Queer Eye: Season 5, episode 1. Courtesy of Netflix.
The satisfying framework of the reliably entertaining show remains unchanged; the Fab Five spend a week a “hero”, nominated by their friends, family or colleagues, and transform them by teaching some self-love, reconnecting with them with the person they were always meant to be, (it’s essentially the message Dorothy learns in The Wizard of Oz, that she had the power all along). It’s a narrative structure that allows for some episodes to go deep, as evidenced by the powerful season opener where we meet Noah Helper, a pastor at the Evangelical Lutheran Church of the Atonement in Fishtown. He’s single, and lives with his two cats in the dilapidated parsonage, with holes in the ceiling. He also happens to be gay and out, but not exactly proud. Feeling guilty for not having stood up for the LGBTQ community sooner, he was previously married to a woman and having come out later in life he’s clearly dealing with some internalised homophobia. Understandable given that he grew up in a “homophobic Baptist denomination” as he describes it, where he was taught that “queer people were wrong and probably going to hell.”

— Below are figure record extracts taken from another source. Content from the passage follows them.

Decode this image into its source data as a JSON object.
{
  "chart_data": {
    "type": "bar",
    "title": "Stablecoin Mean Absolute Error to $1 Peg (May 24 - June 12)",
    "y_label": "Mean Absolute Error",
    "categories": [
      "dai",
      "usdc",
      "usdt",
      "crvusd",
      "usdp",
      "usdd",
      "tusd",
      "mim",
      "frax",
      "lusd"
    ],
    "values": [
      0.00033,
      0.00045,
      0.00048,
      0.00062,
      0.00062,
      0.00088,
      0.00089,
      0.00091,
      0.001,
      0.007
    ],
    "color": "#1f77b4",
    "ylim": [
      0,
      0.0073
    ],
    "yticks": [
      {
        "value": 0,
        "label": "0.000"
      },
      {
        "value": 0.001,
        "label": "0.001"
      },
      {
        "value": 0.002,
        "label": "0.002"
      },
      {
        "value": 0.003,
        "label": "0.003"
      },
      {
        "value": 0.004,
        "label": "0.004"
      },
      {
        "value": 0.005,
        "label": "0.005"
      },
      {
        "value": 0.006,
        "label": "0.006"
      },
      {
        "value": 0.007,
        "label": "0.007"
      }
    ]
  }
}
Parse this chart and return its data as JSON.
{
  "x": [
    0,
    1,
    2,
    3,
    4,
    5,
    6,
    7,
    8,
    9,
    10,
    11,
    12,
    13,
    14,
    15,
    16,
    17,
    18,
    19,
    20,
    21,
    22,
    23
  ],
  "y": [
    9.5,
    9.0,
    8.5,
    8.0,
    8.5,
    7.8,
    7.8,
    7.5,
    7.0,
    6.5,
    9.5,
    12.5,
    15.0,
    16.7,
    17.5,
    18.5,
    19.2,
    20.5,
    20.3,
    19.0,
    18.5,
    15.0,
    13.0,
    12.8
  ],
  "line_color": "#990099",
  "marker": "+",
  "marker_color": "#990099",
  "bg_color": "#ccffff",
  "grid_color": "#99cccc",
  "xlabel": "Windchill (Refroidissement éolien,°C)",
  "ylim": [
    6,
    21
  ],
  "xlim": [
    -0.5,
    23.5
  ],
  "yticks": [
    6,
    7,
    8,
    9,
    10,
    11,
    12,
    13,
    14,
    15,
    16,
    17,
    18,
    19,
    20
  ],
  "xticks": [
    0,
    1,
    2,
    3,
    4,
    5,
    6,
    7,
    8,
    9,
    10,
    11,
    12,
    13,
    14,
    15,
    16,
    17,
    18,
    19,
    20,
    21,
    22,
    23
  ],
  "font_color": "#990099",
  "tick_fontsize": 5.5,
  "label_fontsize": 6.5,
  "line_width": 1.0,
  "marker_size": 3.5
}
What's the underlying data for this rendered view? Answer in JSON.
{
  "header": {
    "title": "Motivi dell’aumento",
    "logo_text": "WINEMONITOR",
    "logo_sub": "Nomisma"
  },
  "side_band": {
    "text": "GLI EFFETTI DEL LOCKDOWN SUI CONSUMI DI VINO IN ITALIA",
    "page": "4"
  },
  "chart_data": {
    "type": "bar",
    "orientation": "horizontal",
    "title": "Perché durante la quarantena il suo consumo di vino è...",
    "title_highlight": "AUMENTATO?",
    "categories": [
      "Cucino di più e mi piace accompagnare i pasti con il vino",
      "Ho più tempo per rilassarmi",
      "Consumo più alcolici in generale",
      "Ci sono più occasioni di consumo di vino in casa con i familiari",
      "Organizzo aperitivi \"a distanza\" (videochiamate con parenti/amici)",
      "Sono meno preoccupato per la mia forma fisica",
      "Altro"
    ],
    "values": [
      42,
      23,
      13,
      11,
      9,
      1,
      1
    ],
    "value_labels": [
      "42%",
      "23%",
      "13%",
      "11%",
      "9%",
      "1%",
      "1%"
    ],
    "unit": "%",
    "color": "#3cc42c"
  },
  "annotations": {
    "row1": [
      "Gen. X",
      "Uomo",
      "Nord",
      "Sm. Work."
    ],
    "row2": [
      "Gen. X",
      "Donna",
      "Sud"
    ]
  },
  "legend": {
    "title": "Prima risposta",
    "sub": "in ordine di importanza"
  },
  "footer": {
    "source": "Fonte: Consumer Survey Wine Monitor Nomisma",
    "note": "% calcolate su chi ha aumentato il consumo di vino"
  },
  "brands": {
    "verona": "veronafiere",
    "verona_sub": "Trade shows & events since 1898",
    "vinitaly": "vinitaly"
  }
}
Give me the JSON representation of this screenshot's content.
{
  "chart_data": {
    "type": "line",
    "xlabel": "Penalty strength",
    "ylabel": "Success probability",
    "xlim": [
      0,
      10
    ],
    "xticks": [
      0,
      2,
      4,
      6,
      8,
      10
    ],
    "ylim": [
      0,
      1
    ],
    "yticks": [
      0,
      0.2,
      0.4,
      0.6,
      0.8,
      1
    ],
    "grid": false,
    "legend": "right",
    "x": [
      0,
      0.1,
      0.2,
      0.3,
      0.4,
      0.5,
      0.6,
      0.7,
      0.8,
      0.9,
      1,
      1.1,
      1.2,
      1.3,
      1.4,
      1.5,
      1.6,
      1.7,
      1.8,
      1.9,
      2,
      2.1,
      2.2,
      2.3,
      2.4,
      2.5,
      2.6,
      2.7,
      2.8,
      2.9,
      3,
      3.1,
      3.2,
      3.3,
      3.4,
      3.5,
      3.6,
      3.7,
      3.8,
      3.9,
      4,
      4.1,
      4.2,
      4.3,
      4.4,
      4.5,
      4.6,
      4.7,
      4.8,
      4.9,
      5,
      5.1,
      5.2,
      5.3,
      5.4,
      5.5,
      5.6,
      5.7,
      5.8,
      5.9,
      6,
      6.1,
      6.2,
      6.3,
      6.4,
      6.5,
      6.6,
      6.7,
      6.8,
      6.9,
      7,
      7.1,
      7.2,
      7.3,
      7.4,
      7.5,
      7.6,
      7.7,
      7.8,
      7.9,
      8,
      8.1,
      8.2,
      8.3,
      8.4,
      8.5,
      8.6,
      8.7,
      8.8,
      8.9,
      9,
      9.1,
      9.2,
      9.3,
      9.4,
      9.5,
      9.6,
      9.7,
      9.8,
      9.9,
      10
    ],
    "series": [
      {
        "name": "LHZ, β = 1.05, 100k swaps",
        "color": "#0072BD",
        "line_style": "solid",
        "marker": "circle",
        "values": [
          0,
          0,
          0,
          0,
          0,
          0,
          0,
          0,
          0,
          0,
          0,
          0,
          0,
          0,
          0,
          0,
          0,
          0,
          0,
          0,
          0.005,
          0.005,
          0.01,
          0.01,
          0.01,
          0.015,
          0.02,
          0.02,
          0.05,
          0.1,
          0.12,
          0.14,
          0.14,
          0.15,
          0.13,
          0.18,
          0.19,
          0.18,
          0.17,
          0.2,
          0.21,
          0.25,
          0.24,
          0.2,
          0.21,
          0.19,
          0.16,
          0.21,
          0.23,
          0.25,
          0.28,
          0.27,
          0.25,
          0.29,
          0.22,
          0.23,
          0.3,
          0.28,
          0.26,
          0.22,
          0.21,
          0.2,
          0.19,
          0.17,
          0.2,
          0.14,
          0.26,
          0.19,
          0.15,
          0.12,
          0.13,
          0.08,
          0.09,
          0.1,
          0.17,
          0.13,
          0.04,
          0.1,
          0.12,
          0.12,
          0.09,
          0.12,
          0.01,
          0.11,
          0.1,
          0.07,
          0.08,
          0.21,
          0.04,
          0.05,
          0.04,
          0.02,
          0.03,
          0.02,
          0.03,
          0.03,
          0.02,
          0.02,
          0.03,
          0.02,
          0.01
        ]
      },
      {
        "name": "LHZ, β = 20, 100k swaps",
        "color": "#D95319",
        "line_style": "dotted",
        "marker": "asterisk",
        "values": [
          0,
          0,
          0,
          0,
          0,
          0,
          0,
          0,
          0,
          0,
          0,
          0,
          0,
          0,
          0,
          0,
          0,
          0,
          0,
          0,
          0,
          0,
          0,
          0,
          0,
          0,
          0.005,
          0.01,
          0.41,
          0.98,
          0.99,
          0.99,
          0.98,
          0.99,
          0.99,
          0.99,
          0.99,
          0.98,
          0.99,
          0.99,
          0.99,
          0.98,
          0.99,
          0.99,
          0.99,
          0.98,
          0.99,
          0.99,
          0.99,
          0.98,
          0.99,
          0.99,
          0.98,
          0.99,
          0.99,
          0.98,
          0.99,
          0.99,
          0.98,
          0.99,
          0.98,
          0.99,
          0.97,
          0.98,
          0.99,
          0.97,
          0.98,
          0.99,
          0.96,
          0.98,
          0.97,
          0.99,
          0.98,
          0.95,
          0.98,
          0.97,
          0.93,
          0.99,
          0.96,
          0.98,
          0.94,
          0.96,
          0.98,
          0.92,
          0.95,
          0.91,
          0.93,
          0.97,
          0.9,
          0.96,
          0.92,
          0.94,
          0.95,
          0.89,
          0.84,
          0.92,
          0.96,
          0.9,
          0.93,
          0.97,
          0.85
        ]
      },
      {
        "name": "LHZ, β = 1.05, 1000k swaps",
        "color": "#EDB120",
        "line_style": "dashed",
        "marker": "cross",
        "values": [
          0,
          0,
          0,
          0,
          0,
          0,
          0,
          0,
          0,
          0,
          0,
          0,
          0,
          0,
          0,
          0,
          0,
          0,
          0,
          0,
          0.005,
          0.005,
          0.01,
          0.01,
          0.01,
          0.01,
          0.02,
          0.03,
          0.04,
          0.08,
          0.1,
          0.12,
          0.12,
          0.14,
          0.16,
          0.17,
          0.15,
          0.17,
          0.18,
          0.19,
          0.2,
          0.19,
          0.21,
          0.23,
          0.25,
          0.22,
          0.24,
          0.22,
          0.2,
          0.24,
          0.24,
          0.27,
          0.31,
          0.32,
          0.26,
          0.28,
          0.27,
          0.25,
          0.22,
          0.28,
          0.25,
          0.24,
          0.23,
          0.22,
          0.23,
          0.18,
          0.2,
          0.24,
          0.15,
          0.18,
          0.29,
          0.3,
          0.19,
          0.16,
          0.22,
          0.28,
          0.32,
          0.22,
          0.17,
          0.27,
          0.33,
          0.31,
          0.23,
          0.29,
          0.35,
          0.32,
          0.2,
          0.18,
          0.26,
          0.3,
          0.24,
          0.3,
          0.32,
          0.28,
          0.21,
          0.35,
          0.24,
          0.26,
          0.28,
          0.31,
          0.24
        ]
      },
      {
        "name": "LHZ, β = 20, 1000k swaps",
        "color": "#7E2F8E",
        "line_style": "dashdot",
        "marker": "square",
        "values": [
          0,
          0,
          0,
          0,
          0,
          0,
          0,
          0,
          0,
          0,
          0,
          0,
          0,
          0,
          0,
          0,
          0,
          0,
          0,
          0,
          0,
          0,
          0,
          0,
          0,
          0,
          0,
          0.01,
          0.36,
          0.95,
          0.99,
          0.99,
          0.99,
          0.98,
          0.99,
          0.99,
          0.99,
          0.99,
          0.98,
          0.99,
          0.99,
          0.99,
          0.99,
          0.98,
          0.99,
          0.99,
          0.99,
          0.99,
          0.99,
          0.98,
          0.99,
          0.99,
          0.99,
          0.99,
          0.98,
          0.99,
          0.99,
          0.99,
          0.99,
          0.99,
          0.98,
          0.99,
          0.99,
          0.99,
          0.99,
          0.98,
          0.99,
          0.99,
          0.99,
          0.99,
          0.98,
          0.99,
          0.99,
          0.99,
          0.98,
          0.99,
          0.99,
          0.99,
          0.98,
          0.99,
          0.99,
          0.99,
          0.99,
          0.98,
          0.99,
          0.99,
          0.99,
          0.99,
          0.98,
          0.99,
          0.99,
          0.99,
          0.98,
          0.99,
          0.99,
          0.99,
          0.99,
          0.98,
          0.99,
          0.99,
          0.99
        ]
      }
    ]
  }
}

About to celebrate its 125th birthday, Noah’s church puts Jonathan in mind of the Sister Act movies, and he jokes during the grooming session with him that he feels like The Preacher’s Wife. But for Bobby these are far more uncomfortable surroundings having grown up in a church that preached hatred against LGBTQ people; “judgement, hurt and pain” is what the church means to him he says, but he wants to overcome those feelings in order to help Noah create a space that will be welcoming for all parishioners. Unlike the church of his youth, Noah wants his place of worship to be the one place where LGBTQ know for certain they will be accepted for who they are. During one of the standout scenes of the season Bobby and Noah discuss how faith has often been used against LGBTQ people, something that Noah feels churches needs to acknowledge if they are going to move forward and fill their pews; “the church owes you an apology” he tells Bobby. Noah also shares a fascinating Biblical story about Jesus healing a Centurion’s beloved, essentially his boyfriend; not one I heard in Sunday school. Meanwhile Karamo facilitates a deeply moving meeting between LGBTQ Lutherian clergy; activist Megan Rohrer, the first openly trans minister to be ordained by the Evangelical Lutheran Church in America (ELCA), and Guy Erwin, the first openly gay bishop to be ordained by ELCA, who are both further along the road of self-acceptance than Noah and offer their support. “Go in peace and be fabulous for the Lord” Noah ends his sermon, having shared his personal journey with his congregation publicly for the first time; the impact of spending a week with Fab Five clearly apparent.